Form ve dokular için doğadan, bahçelerden, insanlardan ve aşktan bahçelerden ve tabiattan ilham alıyorum. Bu geleneksel bir Fransız bahçesinden vahşi İngiliz kırlarına uzanabilir. Renk için ise resim ve tekstil ürünlerine bakıyorum. Buralardan çarpıcı ve alışık olmadığımız renk kombinasyonları yakalayıp ürün ve davet tasarımlarıma uyguluyorum

En sevdiğiniz çiçek hangisi?
İçinde tutkuyu barındıran her çiçeği seviyorum. Yaşamı anlatan, bir bakışta insanı yolculuğa çıkaran, hatta o yolculukta bile kokusuyla sizi büyüleyen çiçeklerin yeri ben de her zaman ayrı. Tek bir isim vermek bu yüzden doğru gelmiyor bana. Büyüyüp, tomurcuklanan, açıp sonrasında zarafetle ölen her çiçek benim en sevdiğimdir.

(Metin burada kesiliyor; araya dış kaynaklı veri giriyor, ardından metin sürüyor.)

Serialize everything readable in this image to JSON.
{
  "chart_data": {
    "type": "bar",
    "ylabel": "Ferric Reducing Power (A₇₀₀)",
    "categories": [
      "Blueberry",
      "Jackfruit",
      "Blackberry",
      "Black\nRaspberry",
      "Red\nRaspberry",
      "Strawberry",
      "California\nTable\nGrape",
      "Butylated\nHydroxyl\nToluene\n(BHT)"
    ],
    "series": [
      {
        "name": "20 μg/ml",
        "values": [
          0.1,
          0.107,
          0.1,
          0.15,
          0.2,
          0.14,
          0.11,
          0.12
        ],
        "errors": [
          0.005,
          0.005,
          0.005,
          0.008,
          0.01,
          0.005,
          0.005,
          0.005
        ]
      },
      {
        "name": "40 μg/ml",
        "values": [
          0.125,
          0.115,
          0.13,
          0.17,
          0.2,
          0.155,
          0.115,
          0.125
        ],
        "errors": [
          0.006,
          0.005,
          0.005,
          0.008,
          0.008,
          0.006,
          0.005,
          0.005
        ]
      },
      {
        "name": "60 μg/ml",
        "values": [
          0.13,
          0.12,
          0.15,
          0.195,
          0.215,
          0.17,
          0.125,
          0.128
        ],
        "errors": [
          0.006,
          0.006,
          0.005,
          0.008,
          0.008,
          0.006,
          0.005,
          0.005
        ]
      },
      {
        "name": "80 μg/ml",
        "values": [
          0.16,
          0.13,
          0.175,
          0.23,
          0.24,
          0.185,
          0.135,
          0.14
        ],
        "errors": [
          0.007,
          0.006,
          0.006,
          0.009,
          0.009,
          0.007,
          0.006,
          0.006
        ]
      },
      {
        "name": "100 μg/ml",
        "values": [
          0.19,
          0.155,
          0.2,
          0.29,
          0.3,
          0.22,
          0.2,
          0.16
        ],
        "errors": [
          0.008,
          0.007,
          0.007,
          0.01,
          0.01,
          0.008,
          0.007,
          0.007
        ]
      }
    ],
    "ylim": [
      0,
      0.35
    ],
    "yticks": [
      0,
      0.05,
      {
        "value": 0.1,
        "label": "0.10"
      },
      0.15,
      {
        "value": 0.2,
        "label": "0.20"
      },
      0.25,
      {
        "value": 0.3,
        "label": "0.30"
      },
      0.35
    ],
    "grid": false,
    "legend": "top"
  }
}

Peki, çiçeklere evinizde de yer var mı?
Tabii ki de. Florist olmama bağlamayın ama bu halimi, işimin bir parçasıymış gibi gözükmeyi istemem. Evimde onlarla birlikte olmayı, sohbet etmeyi, bakımını yapmayı kısacası zaman ayırmayı çok seviyorum. Bana sakinlik ve huzur vermeleri ile daha dingin bir yapıya bürünüyorum. .

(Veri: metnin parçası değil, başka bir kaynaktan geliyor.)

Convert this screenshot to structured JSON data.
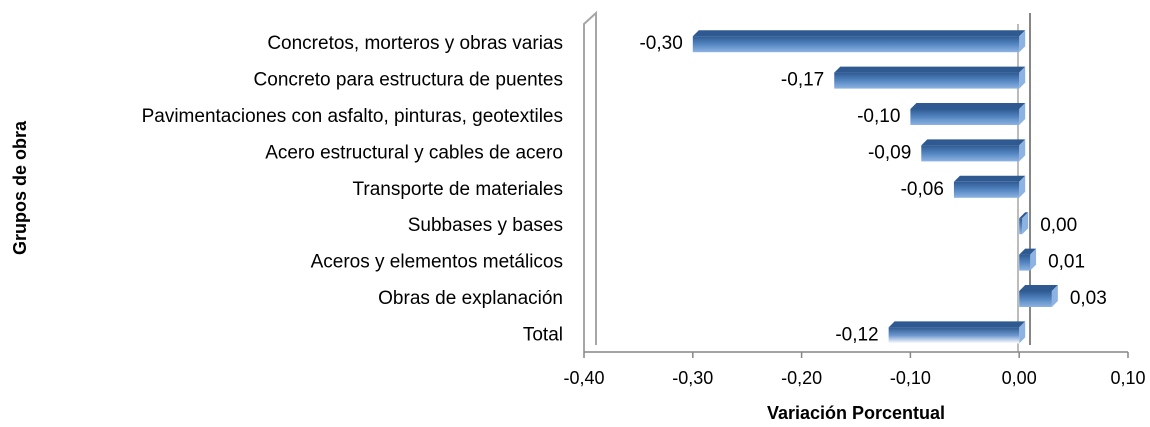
{
  "chart_data": {
    "type": "bar",
    "orientation": "horizontal",
    "categories": [
      "Concretos, morteros y obras varias",
      "Concreto para estructura de puentes",
      "Pavimentaciones con asfalto, pinturas, geotextiles",
      "Acero estructural y cables de acero",
      "Transporte de materiales",
      "Subbases y bases",
      "Aceros y elementos metálicos",
      "Obras de explanación",
      "Total"
    ],
    "values": [
      -0.3,
      -0.17,
      -0.1,
      -0.09,
      -0.06,
      0.0,
      0.01,
      0.03,
      -0.12
    ],
    "data_labels": [
      "-0,30",
      "-0,17",
      "-0,10",
      "-0,09",
      "-0,06",
      "0,00",
      "0,01",
      "0,03",
      "-0,12"
    ],
    "xlabel": "Variación Porcentual",
    "ylabel": "Grupos de obra",
    "xlim": [
      -0.4,
      0.1
    ],
    "xticks": [
      -0.4,
      -0.3,
      -0.2,
      -0.1,
      0.0,
      0.1
    ],
    "xtick_labels": [
      "-0,40",
      "-0,30",
      "-0,20",
      "-0,10",
      "0,00",
      "0,10"
    ],
    "grid": false,
    "legend": "none",
    "style": "3d",
    "colors": {
      "bar": "#4F81BD",
      "bar_dark": "#2F5A91",
      "bar_light": "#8DB3E2",
      "axis": "#868686",
      "wall": "#A6A6A6"
    }
  }
}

Alet çantanızın vazgeçilmezi nedir?
Çift taraflı bant ve grogren kurdele. Grogren kurdeleyle her şeyi giydirebilirsiniz. Nasıl bir ressam duygularını katarak ortaya bir eser çıkarıyorsa, ben de çiçeklerimi süslerken tıpkı bir ressam gibi aynı özeni gösteriyorum. Bir şeyler anlatmaya, göze hitap etmeye dikkat ediyorum.

Hangi trendin yok olmasını isterdiniz?
Aslında kesin ve net bir şekilde yok olmasını söyleyebileceğim trend bulunmuyor. Aksine popülerliğinde eleştiriye maruz kalan ya da kalmayan her şey ilgi alanıma giriyor, ayrım yapmıyorum. Bunun sebebi bana ilham kaynağı olmaları, yeni fikirler yaratmamda yardımcı oluyor. Bundan dolayı hiçbir trendin yok olmasını istemem.

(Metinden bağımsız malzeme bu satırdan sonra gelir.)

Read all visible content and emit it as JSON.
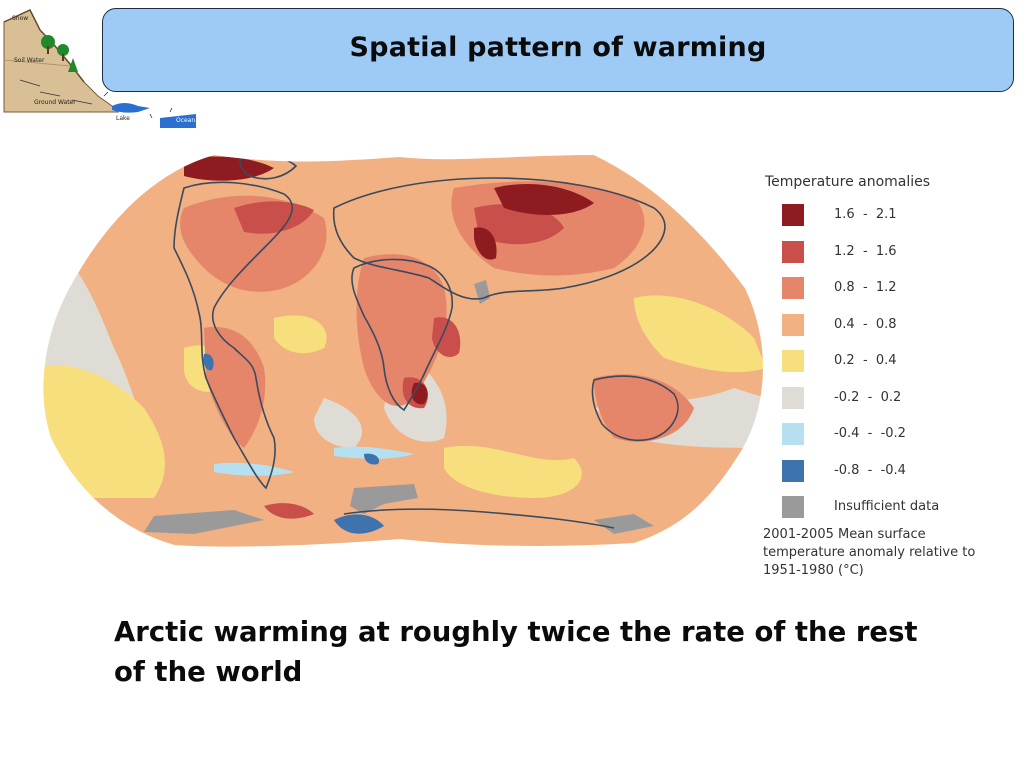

Çiçekçilik sektöründeki en zorlayıcı etki nedir?
Ekonomik koşullar da göz önüne alındığında ham maddede yaşanan pahalılık bu sektörü en çok zorlayan etkiler arasında yer alıyor. Gelen talepler ise bazen bu durumdan dolayı az da olsa karşılanamıyor.

Dekorasyonda çiçeğin yeri ve konumlandırılması nasıl olmalı? Karşılamalı mı yoksa detaylarda mı yer almalı?
Bu kişiden kişiye cevabı değişecek nitelikte bir soru. Her insanın düşünce yapısı farklıdır. Kimi karşılamayı ister kimi de detaylarda gizli olmasını ister. Çiçekler ne kadar görsel şölen yaşatsa dahi bakımı zor olan bitkilerdir. Herkes bu sorumluluğu kolay kolay alamaz. Bundan dolayı genel olarak insanların fikirlerini almayı önemsiyorum. Çiçekleri seven, ilgi duyan biriyse o çiçek onu karşılamalı diyorum. Detaylarında kararı kendisine bırakıyorum, zevkine göre ayarlamalarında yardımcı oluyorum.

İnsanların duygularına bir nevi ortak oluyorsunuz. Bu durumun sizde yarattığı hisler nelerdir?
Her çiçeğin pek çok anlamı bulunuyor, alacak kişinin öncelikle düşünce yapısına göre bir yol çiziyorum, bana farklı bakış açıları katmakla birlikte güzel hisler uyandırıyor elbette. Fakat bazen bu durum çıkmaza sürükleyebiliyor. Kulaktan dolma bilgilerle konuşarak bildiğini ikna ettirme çabasına girenler oluyor. Büyük bir sorun değil tabii ki. Genel olarak iyi hissettirdiğini söyleyebilirim.

Biliyoruz ki önümüz kış mevsimi. Sizce soğuk havanın renkli güzellerinden bahsedecek olursak, vazgeçilmez diye nitelendireceğimiz çiçekler nelerdir?
Kasımpatı, Kardelen, Şebboy, Sıklamen, Kış Sümbülü gibi birçok çeşit bulunuyor. Örneğin Kasımpatı’nın özelliğinden bahsedecek olursam; toprak sorunu yaratmayan Kasımpatı doğrudan güneş ışığını almadığı zaman daha sağlıklı büyür. Yani güneşli ya da yarı gölge alanlarda bakılması tavsiye edilir. Sık sık su ister ve ona birinin dokunmasından pek haz almaz. Mesela Kardelen çiçeği.. Kara inat çiçek açtığı için ona yılın ilk açan çiçeği denir. Doğrudan güneş almayan ortamlarda gönül rahatlığı ile yetiştirilen, çok fazla su isteği olmayan, nazik ve hassaslığından ötürü dokunulmayı sevmeyen çiçekler arasında yer alır. Son olarak Sıklamen çiçeği ise; serin ortamı sever ve suyu sevdiği dönem çiçek açtığı dönemdir. Çiçeğin yapraklarına suyun değdirilmemesi ve saksının tabağında su bırakılmaması dikkat edilmesi gereken hususlardır.